Colombia
La trampa de la raíz: Cómo el “sonido local” nos desconectó del rock mundial.
Escribo este artículo motivado por una experiencia reciente que me dejó pensando a profundidad sobre uno de los discursos más arraigados —y a mi juicio, más dañinos— del rock latinoamericano. Fui invitado a la ceremonia Raíz y Resonancia, organizada por Hodson Music, un encuentro impecablemente producido que reunió a artistas, gestores y pensadores en torno a la idea de la identidad sonora y al reconocimiento de algunos artistas y gestores, entre ellos yo, lo cual agradezco enormemente. Durante uno de los conversatorios, surgió nuevamente el concepto del “sonido local” como bandera de autenticidad, como si la raíz cultural fuera una condición indispensable para validar una propuesta musical. Y aunque la reflexión fue valiosa, salí de allí de nuevo con la inquietud que desde hace muchos años no me suelta ¿no estaremos repitiendo, con nuevos términos, el mismo error que nos aisló hace décadas? ¿No fue precisamente esa obsesión por la raíz mal entendida, politizada y mitificada, la que impidió que el rock latino se consolidara como una fuerza verdaderamente global? Este artículo nace de esa incomodidad, de la necesidad de repensar lo que durante años nos vendieron como verdad, la idea de que debíamos sonar diferentes para ser auténticos, cuando en realidad esa diferencia se convirtió en una frontera que nos alejó del resto del planeta y su industria musical.

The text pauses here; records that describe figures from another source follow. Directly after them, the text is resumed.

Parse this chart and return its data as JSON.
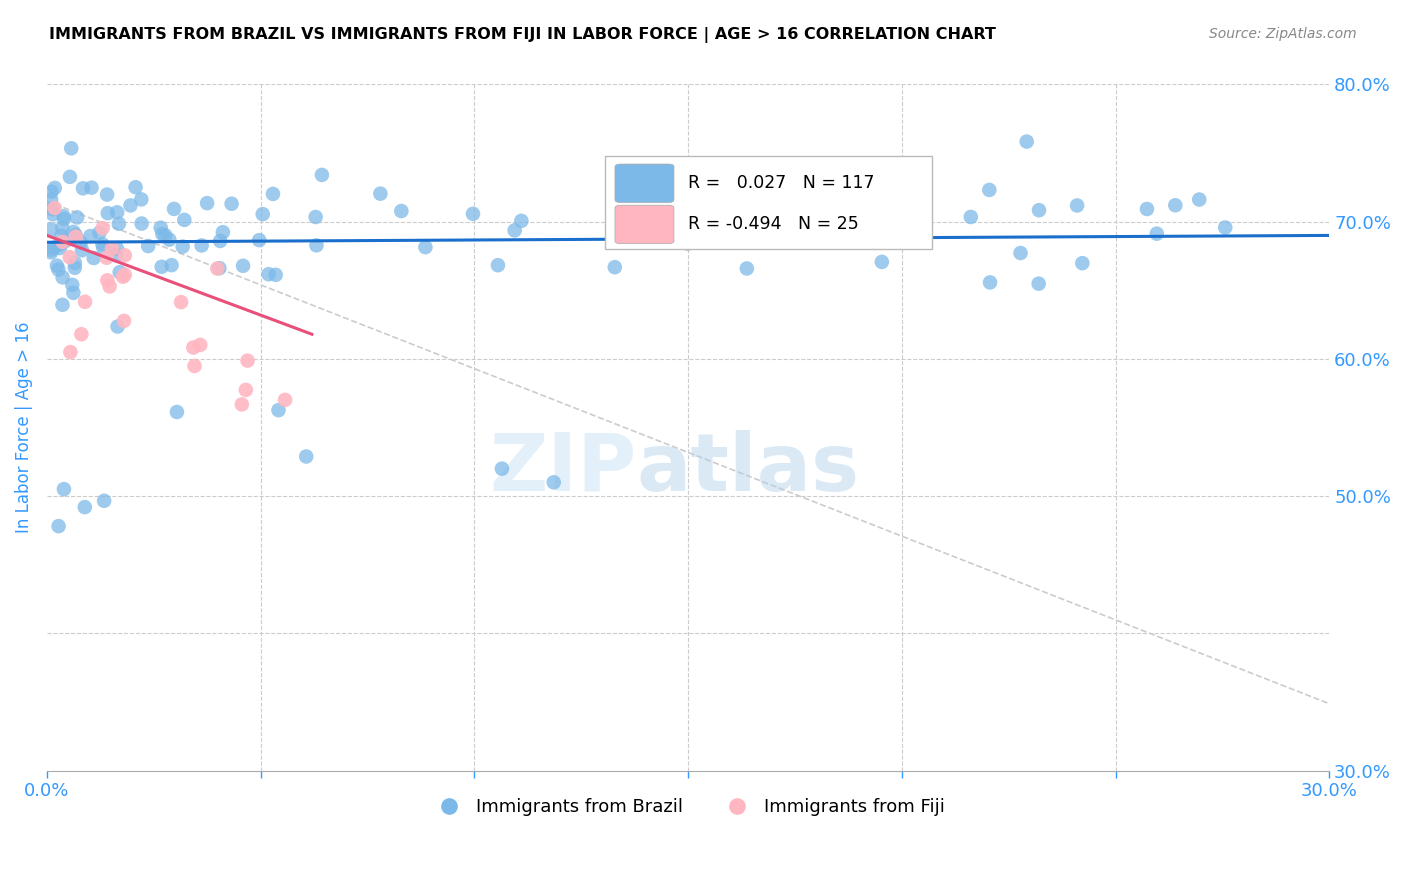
{
  "title": "IMMIGRANTS FROM BRAZIL VS IMMIGRANTS FROM FIJI IN LABOR FORCE | AGE > 16 CORRELATION CHART",
  "source": "Source: ZipAtlas.com",
  "ylabel": "In Labor Force | Age > 16",
  "xlim": [
    0.0,
    0.3
  ],
  "ylim": [
    0.3,
    0.8
  ],
  "brazil_R": 0.027,
  "brazil_N": 117,
  "fiji_R": -0.494,
  "fiji_N": 25,
  "brazil_color": "#7cb9e8",
  "fiji_color": "#ffb6c1",
  "brazil_line_color": "#1a6fcc",
  "fiji_line_color": "#e8507a",
  "watermark_zip": "ZIP",
  "watermark_atlas": "atlas",
  "background_color": "#ffffff",
  "grid_color": "#cccccc",
  "title_color": "#000000",
  "tick_color": "#3399ff",
  "diag_line_color": "#cccccc"
}
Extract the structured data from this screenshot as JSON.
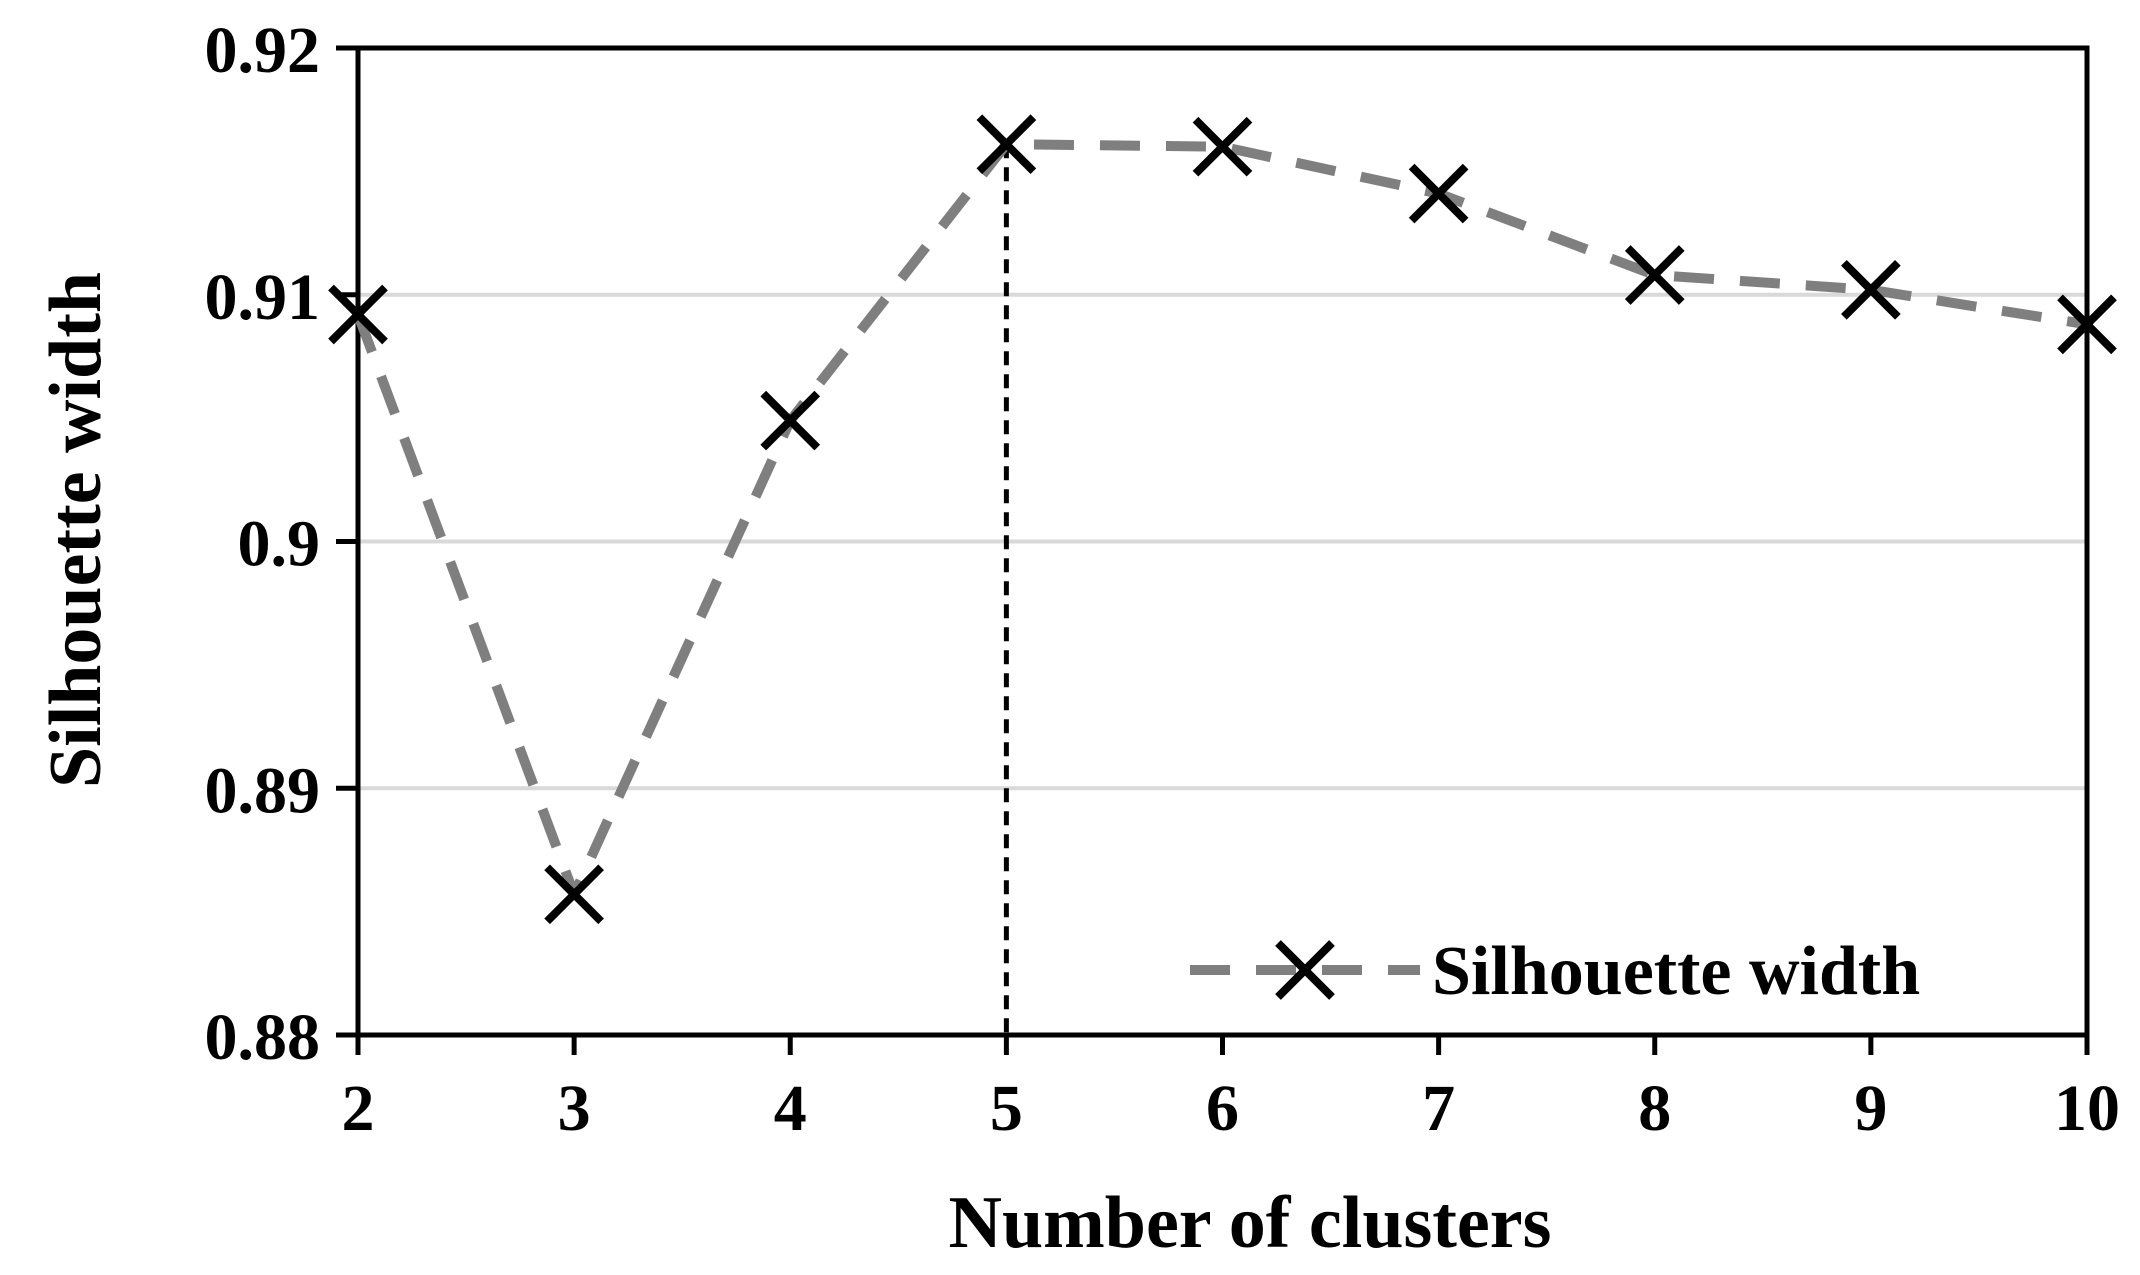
{
  "chart_data": {
    "type": "line",
    "title": "",
    "xlabel": "Number of clusters",
    "ylabel": "Silhouette width",
    "x": [
      2,
      3,
      4,
      5,
      6,
      7,
      8,
      9,
      10
    ],
    "x_tick_labels": [
      "2",
      "3",
      "4",
      "5",
      "6",
      "7",
      "8",
      "9",
      "10"
    ],
    "xlim": [
      2,
      10
    ],
    "ylim": [
      0.88,
      0.92
    ],
    "y_ticks": [
      0.88,
      0.89,
      0.9,
      0.91,
      0.92
    ],
    "y_tick_labels": [
      "0.88",
      "0.89",
      "0.9",
      "0.91",
      "0.92"
    ],
    "grid": true,
    "series": [
      {
        "name": "Silhouette width",
        "values": [
          0.9092,
          0.8857,
          0.9049,
          0.9161,
          0.916,
          0.9141,
          0.9108,
          0.9102,
          0.9088
        ],
        "line_style": "dashed",
        "line_color": "#7f7f7f",
        "marker": "x",
        "marker_color": "#000000"
      }
    ],
    "reference_line": {
      "x": 5,
      "style": "dashed",
      "color": "#000000"
    },
    "legend": {
      "position": "bottom-right",
      "entries": [
        "Silhouette width"
      ]
    },
    "colors": {
      "gridline": "#d9d9d9",
      "axis": "#000000"
    }
  }
}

En los años noventa, nos vendieron una idea y la aceptamos con la ingenuidad con que se compra cualquier moda de temporada, MTV Latino puso en el mapa a una generación entera con el eslogan del “sonido local” y esa etiqueta que fue vendida como orgullo cultural, terminó funcionando más como jaula que como bandera. La promesa era al principio una idea genial, sonar a nuestra ciudad, a nuestra tierra, a nuestras raíces; pero algo se perdió en la traducción entre la intención y el resultado. Lejos de abrirnos un camino hacia el mundo, esa idea contribuyó a encerrarnos en una estética circunscrita, repetida hasta el cansancio en discos con baterías apagadas, guitarras sin ataque y mezclas que jamás escaparon al sonido doméstico de un estudio sin oficio para el rock. Lo que se celebraba como identidad muchas veces era en términos técnicos, ausencia de experiencia; un “sonido bogotano” que no era celebración sino accidente por la inexperiencia de grabar rock, sonidos con sonido crudo casi de garaje, y que la industria y la crítica prefirieron romantizar antes que corregir.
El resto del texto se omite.